A week before she died, my grandfather was diagnosed with terminal cancer, and the cycle continued. Within a year, I lost my grandparents, my parents were separated, and my high school sweetheart and I parted ways. I felt a desolation that to this day has not been replicated. Nights were long and horrific, as I fought off nightmares that would cause Wes Craven to cringe. School became a chore, and maintaining relationships and friendships was exhausting and emotional.
My father was told almost five years ago during a colonoscopy that he, too, was now to be forever known as a cancer victim, a cancer fighter, and ultimately- a cancer survivor. He sported a port in his heart where chemo would be injected, and a brazen scar across his abdomen from surgery. Last year, during Relay for Life, he marched with my kids, and it took everything I had to not sob aloud while I walked.
I have my first colonoscopy tomorrow. Today has been a day of fasting, and laxatives and terrible cherry drinks, but more importantly, a day of reflection. I am certain my results will be much more benign than those treasured family members before me, but I cannot help but think of them tonight (as I do often). I am always certain, when Stevie Wonder croons from my car radio, that my grandmother, ever the same age, is seated next to me.
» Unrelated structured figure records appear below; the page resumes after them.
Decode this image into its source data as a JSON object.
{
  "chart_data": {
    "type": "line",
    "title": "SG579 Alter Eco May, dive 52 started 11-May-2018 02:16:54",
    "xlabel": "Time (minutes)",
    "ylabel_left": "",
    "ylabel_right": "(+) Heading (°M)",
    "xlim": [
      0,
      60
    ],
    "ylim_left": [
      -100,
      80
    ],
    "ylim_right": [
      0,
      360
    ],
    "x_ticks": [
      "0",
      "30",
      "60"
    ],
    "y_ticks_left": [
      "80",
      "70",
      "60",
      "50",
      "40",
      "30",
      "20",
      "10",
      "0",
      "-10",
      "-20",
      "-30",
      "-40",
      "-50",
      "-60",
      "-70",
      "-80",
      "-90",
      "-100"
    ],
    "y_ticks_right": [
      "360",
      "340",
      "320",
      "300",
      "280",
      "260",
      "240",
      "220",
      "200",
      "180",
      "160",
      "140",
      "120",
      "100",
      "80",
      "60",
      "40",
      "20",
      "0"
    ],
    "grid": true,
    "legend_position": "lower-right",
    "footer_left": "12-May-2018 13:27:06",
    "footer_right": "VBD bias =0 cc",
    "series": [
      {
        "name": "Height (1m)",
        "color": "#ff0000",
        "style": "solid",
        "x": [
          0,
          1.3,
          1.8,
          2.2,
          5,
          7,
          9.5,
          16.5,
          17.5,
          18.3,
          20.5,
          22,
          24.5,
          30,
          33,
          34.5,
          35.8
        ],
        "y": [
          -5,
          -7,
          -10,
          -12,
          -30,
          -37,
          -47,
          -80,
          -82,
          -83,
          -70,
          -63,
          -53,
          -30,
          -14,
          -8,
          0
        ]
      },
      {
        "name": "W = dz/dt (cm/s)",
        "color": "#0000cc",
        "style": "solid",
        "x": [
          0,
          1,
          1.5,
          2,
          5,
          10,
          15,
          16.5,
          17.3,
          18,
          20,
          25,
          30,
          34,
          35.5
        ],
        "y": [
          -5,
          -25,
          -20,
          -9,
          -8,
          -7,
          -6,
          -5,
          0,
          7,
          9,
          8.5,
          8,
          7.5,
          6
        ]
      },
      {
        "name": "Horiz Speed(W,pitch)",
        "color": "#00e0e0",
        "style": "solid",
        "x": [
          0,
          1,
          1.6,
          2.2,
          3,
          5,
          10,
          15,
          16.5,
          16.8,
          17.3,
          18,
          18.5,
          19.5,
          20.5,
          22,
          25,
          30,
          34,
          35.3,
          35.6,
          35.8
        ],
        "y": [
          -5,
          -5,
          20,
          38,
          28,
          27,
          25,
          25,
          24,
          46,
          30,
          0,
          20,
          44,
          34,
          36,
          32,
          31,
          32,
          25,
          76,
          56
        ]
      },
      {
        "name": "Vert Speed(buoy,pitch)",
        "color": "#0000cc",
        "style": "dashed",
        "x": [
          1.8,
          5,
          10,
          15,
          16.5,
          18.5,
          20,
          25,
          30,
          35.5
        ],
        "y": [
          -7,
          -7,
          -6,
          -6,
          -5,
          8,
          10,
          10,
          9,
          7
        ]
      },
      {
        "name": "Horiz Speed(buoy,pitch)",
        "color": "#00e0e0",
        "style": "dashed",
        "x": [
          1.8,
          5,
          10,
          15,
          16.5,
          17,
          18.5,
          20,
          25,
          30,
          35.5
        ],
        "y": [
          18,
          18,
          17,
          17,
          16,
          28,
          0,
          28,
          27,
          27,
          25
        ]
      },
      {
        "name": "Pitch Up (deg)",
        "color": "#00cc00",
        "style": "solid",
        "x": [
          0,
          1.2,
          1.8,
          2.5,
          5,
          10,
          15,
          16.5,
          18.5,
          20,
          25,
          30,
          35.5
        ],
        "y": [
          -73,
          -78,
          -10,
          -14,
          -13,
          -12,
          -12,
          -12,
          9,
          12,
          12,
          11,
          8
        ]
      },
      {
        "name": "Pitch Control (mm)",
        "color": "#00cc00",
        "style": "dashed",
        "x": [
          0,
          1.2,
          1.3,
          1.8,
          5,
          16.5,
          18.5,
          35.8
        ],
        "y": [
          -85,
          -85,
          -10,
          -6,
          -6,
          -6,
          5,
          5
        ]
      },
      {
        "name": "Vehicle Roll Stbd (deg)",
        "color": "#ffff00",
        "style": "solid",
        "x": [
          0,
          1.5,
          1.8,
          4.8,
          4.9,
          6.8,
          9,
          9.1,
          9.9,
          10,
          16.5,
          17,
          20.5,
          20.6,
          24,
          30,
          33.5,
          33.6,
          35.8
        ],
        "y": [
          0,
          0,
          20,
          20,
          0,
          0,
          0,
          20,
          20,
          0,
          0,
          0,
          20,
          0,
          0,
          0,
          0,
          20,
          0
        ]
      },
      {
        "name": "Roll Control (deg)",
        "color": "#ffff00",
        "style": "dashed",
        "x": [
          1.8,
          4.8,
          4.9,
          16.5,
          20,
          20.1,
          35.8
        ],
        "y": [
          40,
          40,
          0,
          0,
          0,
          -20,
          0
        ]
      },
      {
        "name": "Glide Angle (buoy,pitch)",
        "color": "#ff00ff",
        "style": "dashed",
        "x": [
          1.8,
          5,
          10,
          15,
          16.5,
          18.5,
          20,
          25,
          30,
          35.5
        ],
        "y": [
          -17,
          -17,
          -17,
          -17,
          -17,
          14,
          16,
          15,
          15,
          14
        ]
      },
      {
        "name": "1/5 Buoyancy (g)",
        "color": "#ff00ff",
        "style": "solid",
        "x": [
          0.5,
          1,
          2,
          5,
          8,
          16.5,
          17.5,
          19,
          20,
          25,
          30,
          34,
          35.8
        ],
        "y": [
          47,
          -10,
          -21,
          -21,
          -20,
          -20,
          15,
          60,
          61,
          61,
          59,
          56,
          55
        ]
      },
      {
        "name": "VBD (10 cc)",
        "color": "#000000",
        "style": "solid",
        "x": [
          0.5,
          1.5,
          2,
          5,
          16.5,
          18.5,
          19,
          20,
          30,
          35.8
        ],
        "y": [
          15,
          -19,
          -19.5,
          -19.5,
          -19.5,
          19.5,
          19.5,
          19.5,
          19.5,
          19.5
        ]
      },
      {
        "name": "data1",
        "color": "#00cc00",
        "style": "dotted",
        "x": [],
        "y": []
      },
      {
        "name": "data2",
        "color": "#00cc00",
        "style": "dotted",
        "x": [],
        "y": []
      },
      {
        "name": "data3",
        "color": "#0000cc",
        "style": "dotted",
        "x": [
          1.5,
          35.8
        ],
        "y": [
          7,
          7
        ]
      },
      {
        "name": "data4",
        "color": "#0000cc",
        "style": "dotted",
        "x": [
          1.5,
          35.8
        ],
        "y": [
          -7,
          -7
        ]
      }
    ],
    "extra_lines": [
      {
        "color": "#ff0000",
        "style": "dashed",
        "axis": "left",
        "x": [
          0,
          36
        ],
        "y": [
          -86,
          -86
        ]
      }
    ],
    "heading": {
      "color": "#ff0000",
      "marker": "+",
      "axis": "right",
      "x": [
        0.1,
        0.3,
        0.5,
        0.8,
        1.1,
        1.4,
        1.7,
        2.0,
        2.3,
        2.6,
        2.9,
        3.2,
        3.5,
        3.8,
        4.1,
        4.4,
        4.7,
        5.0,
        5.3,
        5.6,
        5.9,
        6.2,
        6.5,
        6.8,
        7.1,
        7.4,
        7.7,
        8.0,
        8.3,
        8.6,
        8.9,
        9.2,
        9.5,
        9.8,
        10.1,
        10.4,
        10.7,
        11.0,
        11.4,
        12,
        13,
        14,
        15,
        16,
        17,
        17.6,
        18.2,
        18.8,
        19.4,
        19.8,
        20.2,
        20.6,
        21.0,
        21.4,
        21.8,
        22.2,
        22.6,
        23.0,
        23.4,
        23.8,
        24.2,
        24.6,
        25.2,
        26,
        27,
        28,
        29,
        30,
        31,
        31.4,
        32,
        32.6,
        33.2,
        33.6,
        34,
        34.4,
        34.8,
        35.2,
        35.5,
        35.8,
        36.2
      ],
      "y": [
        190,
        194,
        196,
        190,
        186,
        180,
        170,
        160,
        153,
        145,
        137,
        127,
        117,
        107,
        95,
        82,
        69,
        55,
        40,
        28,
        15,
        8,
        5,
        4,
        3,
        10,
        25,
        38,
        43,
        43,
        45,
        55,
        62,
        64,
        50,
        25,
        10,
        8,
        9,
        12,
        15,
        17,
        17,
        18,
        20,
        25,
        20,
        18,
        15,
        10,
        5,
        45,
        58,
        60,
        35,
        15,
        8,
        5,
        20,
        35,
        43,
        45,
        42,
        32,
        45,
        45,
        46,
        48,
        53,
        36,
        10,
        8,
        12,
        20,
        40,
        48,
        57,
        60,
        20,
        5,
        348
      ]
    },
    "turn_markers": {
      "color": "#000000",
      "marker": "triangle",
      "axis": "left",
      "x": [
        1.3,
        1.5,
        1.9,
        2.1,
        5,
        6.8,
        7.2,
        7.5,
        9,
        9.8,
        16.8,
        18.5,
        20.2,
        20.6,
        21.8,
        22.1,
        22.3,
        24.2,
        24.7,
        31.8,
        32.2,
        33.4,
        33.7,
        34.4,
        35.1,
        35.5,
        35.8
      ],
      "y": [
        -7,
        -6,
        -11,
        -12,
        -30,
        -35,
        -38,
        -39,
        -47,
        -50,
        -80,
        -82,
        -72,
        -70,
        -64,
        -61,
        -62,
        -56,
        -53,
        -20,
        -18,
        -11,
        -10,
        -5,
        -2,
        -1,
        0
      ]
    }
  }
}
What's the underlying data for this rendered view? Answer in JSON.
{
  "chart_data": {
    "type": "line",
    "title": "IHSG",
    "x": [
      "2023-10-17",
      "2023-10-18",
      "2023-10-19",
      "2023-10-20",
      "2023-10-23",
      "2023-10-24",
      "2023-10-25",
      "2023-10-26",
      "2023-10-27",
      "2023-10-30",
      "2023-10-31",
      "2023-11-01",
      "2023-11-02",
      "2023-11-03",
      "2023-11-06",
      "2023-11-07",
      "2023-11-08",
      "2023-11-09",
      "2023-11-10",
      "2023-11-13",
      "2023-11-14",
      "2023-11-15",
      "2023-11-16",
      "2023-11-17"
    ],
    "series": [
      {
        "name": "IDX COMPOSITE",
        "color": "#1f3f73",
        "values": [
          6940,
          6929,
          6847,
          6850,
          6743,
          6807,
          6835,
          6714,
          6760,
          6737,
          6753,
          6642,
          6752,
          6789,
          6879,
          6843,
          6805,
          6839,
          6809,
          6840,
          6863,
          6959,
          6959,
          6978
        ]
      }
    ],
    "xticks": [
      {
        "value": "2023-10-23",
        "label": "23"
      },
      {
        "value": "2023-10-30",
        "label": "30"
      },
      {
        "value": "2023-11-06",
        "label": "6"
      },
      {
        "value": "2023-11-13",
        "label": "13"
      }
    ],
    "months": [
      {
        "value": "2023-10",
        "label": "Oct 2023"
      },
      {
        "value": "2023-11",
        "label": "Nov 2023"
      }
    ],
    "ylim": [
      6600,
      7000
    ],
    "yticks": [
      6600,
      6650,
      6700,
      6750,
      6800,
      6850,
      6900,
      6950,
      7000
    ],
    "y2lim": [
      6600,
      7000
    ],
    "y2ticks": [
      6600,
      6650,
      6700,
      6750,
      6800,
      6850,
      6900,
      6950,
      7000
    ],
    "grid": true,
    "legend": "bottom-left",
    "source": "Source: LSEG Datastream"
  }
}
When I pass a fire, whether barbecue or brush, I see a fleeting, tall man who resembles my grandfather, ever the quiet hero. And when I see my dad playing in Indian Lake with my children, his scar proudly on display, as a badge of courage, I say a word of thanks- to whom I do not know.
It is brief, this life, briefer still for too many. I will go to my procedure tomorrow, and will come back home to give hugs that last a bit longer than usual, and when I am told good news, I will close my eyes and suspend my disbelief in the spiritual for a moment, to thank my grandparents, my guardian angels.